Beitragvon sixthsense » Sa 25. Aug 2018, 13:38

Birgit Kühr hat geschrieben:
sixthsense hat geschrieben:Ich stelle mir gerade die Frage, ob die junge Mutter sich die KITA vorher nicht mal persönlich angeschaut hat?!

Wenn ich den Eindruck hätte, dass der Anteil an ausländischen Kindern, die der deutschen Sprache nicht mächtig sind, höher ist als 50 Prozent, würde ich mein Kind niemals in so einer KITA anmelden geschweigedenn mich dort noch reinklagen. Gerade die ersten Lebensjahre sind hinsichtlich des Spracherwerbs so wichtig, dass es einfach unverantwortlich wäre ein Kind in eine Gruppe zu stecken, wo die verbale Kommunikation faktisch unmöglich ist.

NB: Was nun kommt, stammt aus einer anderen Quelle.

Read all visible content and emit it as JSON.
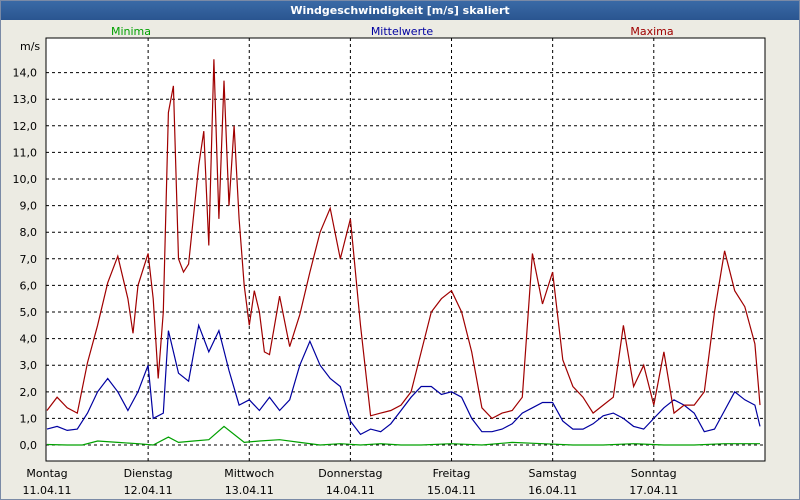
{
  "chart_data": {
    "type": "line",
    "title": "Windgeschwindigkeit [m/s] skaliert",
    "ylabel": "m/s",
    "xlabel": "",
    "ylim": [
      -0.6,
      15.3
    ],
    "yticks": [
      "0,0",
      "1,0",
      "2,0",
      "3,0",
      "4,0",
      "5,0",
      "6,0",
      "7,0",
      "8,0",
      "9,0",
      "10,0",
      "11,0",
      "12,0",
      "13,0",
      "14,0"
    ],
    "ytick_values": [
      0,
      1,
      2,
      3,
      4,
      5,
      6,
      7,
      8,
      9,
      10,
      11,
      12,
      13,
      14
    ],
    "days": [
      {
        "name": "Montag",
        "date": "11.04.11"
      },
      {
        "name": "Dienstag",
        "date": "12.04.11"
      },
      {
        "name": "Mittwoch",
        "date": "13.04.11"
      },
      {
        "name": "Donnerstag",
        "date": "14.04.11"
      },
      {
        "name": "Freitag",
        "date": "15.04.11"
      },
      {
        "name": "Samstag",
        "date": "16.04.11"
      },
      {
        "name": "Sonntag",
        "date": "17.04.11"
      }
    ],
    "xlim_days": [
      0,
      7.08
    ],
    "series": [
      {
        "name": "Minima",
        "color": "#00a000",
        "x": [
          0,
          0.2,
          0.35,
          0.5,
          0.7,
          0.9,
          1.05,
          1.2,
          1.3,
          1.45,
          1.6,
          1.75,
          1.95,
          2.1,
          2.3,
          2.5,
          2.7,
          2.9,
          3.1,
          3.3,
          3.5,
          3.7,
          4.0,
          4.3,
          4.6,
          4.9,
          5.2,
          5.5,
          5.8,
          6.1,
          6.4,
          6.7,
          7.05
        ],
        "values": [
          0.02,
          0.0,
          0.0,
          0.15,
          0.1,
          0.05,
          0.0,
          0.3,
          0.1,
          0.15,
          0.2,
          0.7,
          0.1,
          0.15,
          0.2,
          0.1,
          0.0,
          0.05,
          0.0,
          0.05,
          0.0,
          0.0,
          0.05,
          0.0,
          0.1,
          0.05,
          0.0,
          0.0,
          0.05,
          0.0,
          0.0,
          0.05,
          0.05
        ]
      },
      {
        "name": "Mittelwerte",
        "color": "#0000a0",
        "x": [
          0,
          0.1,
          0.2,
          0.3,
          0.4,
          0.5,
          0.6,
          0.7,
          0.8,
          0.9,
          1.0,
          1.05,
          1.15,
          1.2,
          1.3,
          1.4,
          1.5,
          1.6,
          1.7,
          1.8,
          1.9,
          2.0,
          2.1,
          2.2,
          2.3,
          2.4,
          2.5,
          2.6,
          2.7,
          2.8,
          2.9,
          3.0,
          3.1,
          3.2,
          3.3,
          3.4,
          3.5,
          3.6,
          3.7,
          3.8,
          3.9,
          4.0,
          4.1,
          4.2,
          4.3,
          4.4,
          4.5,
          4.6,
          4.7,
          4.8,
          4.9,
          5.0,
          5.1,
          5.2,
          5.3,
          5.4,
          5.5,
          5.6,
          5.7,
          5.8,
          5.9,
          6.0,
          6.1,
          6.2,
          6.3,
          6.4,
          6.5,
          6.6,
          6.7,
          6.8,
          6.9,
          7.0,
          7.05
        ],
        "values": [
          0.6,
          0.7,
          0.55,
          0.6,
          1.2,
          2.0,
          2.5,
          2.0,
          1.3,
          2.0,
          3.0,
          1.0,
          1.2,
          4.3,
          2.7,
          2.4,
          4.5,
          3.5,
          4.3,
          2.8,
          1.5,
          1.7,
          1.3,
          1.8,
          1.3,
          1.7,
          3.0,
          3.9,
          3.0,
          2.5,
          2.2,
          0.9,
          0.4,
          0.6,
          0.5,
          0.8,
          1.3,
          1.8,
          2.2,
          2.2,
          1.9,
          2.0,
          1.8,
          1.0,
          0.5,
          0.5,
          0.6,
          0.8,
          1.2,
          1.4,
          1.6,
          1.6,
          0.9,
          0.6,
          0.6,
          0.8,
          1.1,
          1.2,
          1.0,
          0.7,
          0.6,
          1.0,
          1.4,
          1.7,
          1.5,
          1.2,
          0.5,
          0.6,
          1.3,
          2.0,
          1.7,
          1.5,
          0.7
        ]
      },
      {
        "name": "Maxima",
        "color": "#a00000",
        "x": [
          0,
          0.1,
          0.2,
          0.3,
          0.4,
          0.5,
          0.6,
          0.7,
          0.8,
          0.85,
          0.9,
          1.0,
          1.05,
          1.1,
          1.15,
          1.2,
          1.25,
          1.3,
          1.35,
          1.4,
          1.5,
          1.55,
          1.6,
          1.65,
          1.7,
          1.75,
          1.8,
          1.85,
          1.9,
          1.95,
          2.0,
          2.05,
          2.1,
          2.15,
          2.2,
          2.3,
          2.4,
          2.5,
          2.6,
          2.7,
          2.8,
          2.9,
          3.0,
          3.1,
          3.2,
          3.3,
          3.4,
          3.5,
          3.6,
          3.7,
          3.8,
          3.9,
          4.0,
          4.1,
          4.2,
          4.3,
          4.4,
          4.5,
          4.6,
          4.7,
          4.8,
          4.9,
          5.0,
          5.1,
          5.2,
          5.3,
          5.4,
          5.5,
          5.6,
          5.7,
          5.8,
          5.9,
          6.0,
          6.1,
          6.2,
          6.3,
          6.4,
          6.5,
          6.6,
          6.7,
          6.8,
          6.9,
          7.0,
          7.05
        ],
        "values": [
          1.3,
          1.8,
          1.4,
          1.2,
          3.1,
          4.5,
          6.1,
          7.1,
          5.5,
          4.2,
          6.0,
          7.2,
          5.5,
          2.5,
          5.0,
          12.5,
          13.5,
          7.0,
          6.5,
          6.8,
          10.5,
          11.8,
          7.5,
          14.5,
          8.5,
          13.7,
          9.0,
          12.0,
          8.5,
          6.0,
          4.5,
          5.8,
          5.0,
          3.5,
          3.4,
          5.6,
          3.7,
          4.9,
          6.5,
          8.0,
          8.9,
          7.0,
          8.5,
          4.5,
          1.1,
          1.2,
          1.3,
          1.5,
          2.0,
          3.5,
          5.0,
          5.5,
          5.8,
          5.0,
          3.5,
          1.4,
          1.0,
          1.2,
          1.3,
          1.8,
          7.2,
          5.3,
          6.5,
          3.2,
          2.2,
          1.8,
          1.2,
          1.5,
          1.8,
          4.5,
          2.2,
          3.0,
          1.5,
          3.5,
          1.2,
          1.5,
          1.5,
          2.0,
          5.0,
          7.3,
          5.8,
          5.2,
          3.8,
          1.5
        ]
      }
    ]
  }
}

Vielleicht war die Frau in einer Notsituation, denn von einen Kitaplatz hing ihr Arbeitsplatz ab.


Ja.

Gut. Man steckt nicht in den genauen Lebensumständen drin. Man weiss auch nicht, ob die Frau unter Zeitdruck stand, aber man sollte sich so eine Kita vorher mal persönlich angesehen haben.

Das Gleiche gilt auch später für die Schule. Aber man kann in solchen Sachen nur von sich selbst ausgehen.